Thank you, Father. My expectations were similar and so did not watch it.
I will reconsider.
The programme did seem to me to put it all down to Pope Urban II's "motu proprio" sermon, as if this came out of the blue. As I understand it, the access to the holy places by Christians was being restricted, and a response was needed to open up this access. It also went almost unmentioned that the crusades were a very belated response to the islamic destructions of Jerusalem and the Christian East in the 7th century and afterwards. No Christian can fail to be deeply ashamed at the appalling atrocities (as we would now see them) committed in the name of the Church, but those were the consequences of being in a city that did not surrender when it fell after a siege.
The First Crusade resulted from the rise of the Seljuk Turks and their defeat of the Byzantine army at Manzikert in 1071. Faced with the loss of Anatolia (the main recruiting ground for the Empire) the Emperor called for military help from the West. And as Fr Young points out, the former Arab rulers of Jerusalem were accommodating to Christian pilgrims,whereas the more fanatical Turks, recent converts to Islam, were not. That the crusade was a Christian reaction to a recent Moslem invasion was not mentioned.
Urban addressed his appeal to the military classes, and the official crusade took some time to organize. Before it was ready the so-called 'people's crusade' had set off for Constantinople - Urban had not forseen such an extraordinary mass movement, and the Emperor, who was expecting disciplined Frankish knights, was horrified when this vast rabble appeared before the walls of his city. He quickly arranged for them to be shipped across to Asia Minor where they were slaughtered or enslaved by the Turks. This was glossed over in the programme.
They might also have mentioned the Christian significance of Antioch. As for 'new evidence', I won't hold my breath. The classic account is still Sir Steven Runciman's three volume History of the Crusades, published over fifty years ago and a masterpiece of historical writing.
Can you supply the source for the illustration?

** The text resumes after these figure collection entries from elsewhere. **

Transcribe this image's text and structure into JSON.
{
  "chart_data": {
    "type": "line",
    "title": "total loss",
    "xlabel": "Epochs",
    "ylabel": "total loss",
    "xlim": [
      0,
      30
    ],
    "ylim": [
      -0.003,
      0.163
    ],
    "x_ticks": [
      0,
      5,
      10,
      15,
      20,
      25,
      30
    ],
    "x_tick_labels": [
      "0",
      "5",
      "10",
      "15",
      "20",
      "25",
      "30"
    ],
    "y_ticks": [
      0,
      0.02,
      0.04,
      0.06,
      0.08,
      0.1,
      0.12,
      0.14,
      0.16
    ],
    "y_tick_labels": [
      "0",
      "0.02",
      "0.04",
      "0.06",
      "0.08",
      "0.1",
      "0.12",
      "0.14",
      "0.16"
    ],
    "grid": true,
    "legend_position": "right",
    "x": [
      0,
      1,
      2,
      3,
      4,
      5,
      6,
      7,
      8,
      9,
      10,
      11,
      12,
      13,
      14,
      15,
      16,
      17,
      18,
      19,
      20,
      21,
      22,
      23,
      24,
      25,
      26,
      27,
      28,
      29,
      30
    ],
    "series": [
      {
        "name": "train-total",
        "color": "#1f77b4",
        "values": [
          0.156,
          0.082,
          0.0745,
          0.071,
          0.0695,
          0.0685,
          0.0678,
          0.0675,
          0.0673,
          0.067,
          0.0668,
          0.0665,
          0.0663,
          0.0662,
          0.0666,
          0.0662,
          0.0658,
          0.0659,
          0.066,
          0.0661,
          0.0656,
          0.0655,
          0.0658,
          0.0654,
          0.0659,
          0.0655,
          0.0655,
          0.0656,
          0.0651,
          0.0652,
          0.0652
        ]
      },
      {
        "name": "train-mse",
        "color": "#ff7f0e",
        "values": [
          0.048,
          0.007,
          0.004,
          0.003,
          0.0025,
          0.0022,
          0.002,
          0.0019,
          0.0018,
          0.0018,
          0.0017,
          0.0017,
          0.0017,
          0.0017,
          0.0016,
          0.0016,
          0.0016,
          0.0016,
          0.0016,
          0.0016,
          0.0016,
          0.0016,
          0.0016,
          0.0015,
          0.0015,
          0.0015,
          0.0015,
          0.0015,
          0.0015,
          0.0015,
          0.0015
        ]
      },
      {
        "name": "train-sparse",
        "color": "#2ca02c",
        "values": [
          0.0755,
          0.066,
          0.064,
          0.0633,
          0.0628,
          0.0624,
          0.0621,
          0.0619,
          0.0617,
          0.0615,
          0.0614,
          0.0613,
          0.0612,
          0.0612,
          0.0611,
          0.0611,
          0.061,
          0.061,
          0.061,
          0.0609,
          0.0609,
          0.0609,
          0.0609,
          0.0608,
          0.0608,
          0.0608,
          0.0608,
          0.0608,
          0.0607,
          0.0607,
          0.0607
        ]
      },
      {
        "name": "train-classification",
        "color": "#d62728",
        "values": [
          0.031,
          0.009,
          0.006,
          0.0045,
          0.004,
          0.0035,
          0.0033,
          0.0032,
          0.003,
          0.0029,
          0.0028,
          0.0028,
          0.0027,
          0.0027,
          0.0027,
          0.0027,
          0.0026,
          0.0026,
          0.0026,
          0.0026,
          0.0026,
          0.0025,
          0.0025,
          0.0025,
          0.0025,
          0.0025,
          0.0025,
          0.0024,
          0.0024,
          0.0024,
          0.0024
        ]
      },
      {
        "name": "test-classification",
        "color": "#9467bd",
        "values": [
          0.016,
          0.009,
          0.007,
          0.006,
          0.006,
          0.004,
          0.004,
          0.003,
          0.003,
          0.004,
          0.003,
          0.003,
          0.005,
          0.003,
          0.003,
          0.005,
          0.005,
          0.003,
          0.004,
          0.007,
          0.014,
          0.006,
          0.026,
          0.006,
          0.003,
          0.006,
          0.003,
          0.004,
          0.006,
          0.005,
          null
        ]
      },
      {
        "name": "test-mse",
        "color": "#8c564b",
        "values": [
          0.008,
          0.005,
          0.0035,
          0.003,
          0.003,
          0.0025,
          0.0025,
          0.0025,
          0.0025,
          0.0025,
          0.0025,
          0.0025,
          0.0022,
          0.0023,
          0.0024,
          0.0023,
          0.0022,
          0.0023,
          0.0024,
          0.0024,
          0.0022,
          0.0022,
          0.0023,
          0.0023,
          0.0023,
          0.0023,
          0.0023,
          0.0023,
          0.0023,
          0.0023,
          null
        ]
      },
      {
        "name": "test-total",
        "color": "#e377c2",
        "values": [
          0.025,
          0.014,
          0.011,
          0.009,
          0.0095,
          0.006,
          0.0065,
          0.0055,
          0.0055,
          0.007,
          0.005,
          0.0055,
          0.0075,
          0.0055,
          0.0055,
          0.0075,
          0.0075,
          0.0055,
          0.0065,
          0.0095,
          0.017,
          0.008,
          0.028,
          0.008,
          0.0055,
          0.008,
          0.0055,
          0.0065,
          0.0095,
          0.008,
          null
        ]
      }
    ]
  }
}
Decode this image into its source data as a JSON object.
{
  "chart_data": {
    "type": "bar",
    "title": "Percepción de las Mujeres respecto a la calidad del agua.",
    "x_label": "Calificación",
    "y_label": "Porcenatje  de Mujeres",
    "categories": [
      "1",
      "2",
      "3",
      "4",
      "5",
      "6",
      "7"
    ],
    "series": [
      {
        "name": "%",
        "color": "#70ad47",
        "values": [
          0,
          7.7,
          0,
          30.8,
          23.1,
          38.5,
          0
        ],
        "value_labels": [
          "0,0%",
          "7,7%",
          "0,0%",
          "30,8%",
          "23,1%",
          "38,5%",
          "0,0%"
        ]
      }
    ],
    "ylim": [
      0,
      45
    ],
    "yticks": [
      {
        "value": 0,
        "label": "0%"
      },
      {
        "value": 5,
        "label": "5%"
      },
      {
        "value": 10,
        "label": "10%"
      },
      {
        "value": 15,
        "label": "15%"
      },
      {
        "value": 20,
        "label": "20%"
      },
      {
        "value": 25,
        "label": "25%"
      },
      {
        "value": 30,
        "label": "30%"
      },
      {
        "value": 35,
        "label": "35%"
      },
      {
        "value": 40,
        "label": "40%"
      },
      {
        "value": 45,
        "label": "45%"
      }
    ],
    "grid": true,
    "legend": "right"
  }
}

I am interested to see that the "triple-dot" motif - both with and without the stripe - is used for both Crusaders and Saracens (and their horses and shields). This is quite unusual, as the motif is normally used to differentiate different classes of people. It is most commonly used to imply grandeur, sanctity or wealth.
Julianna Lees
I think if you look up "crusades" "manuscript" you will find it.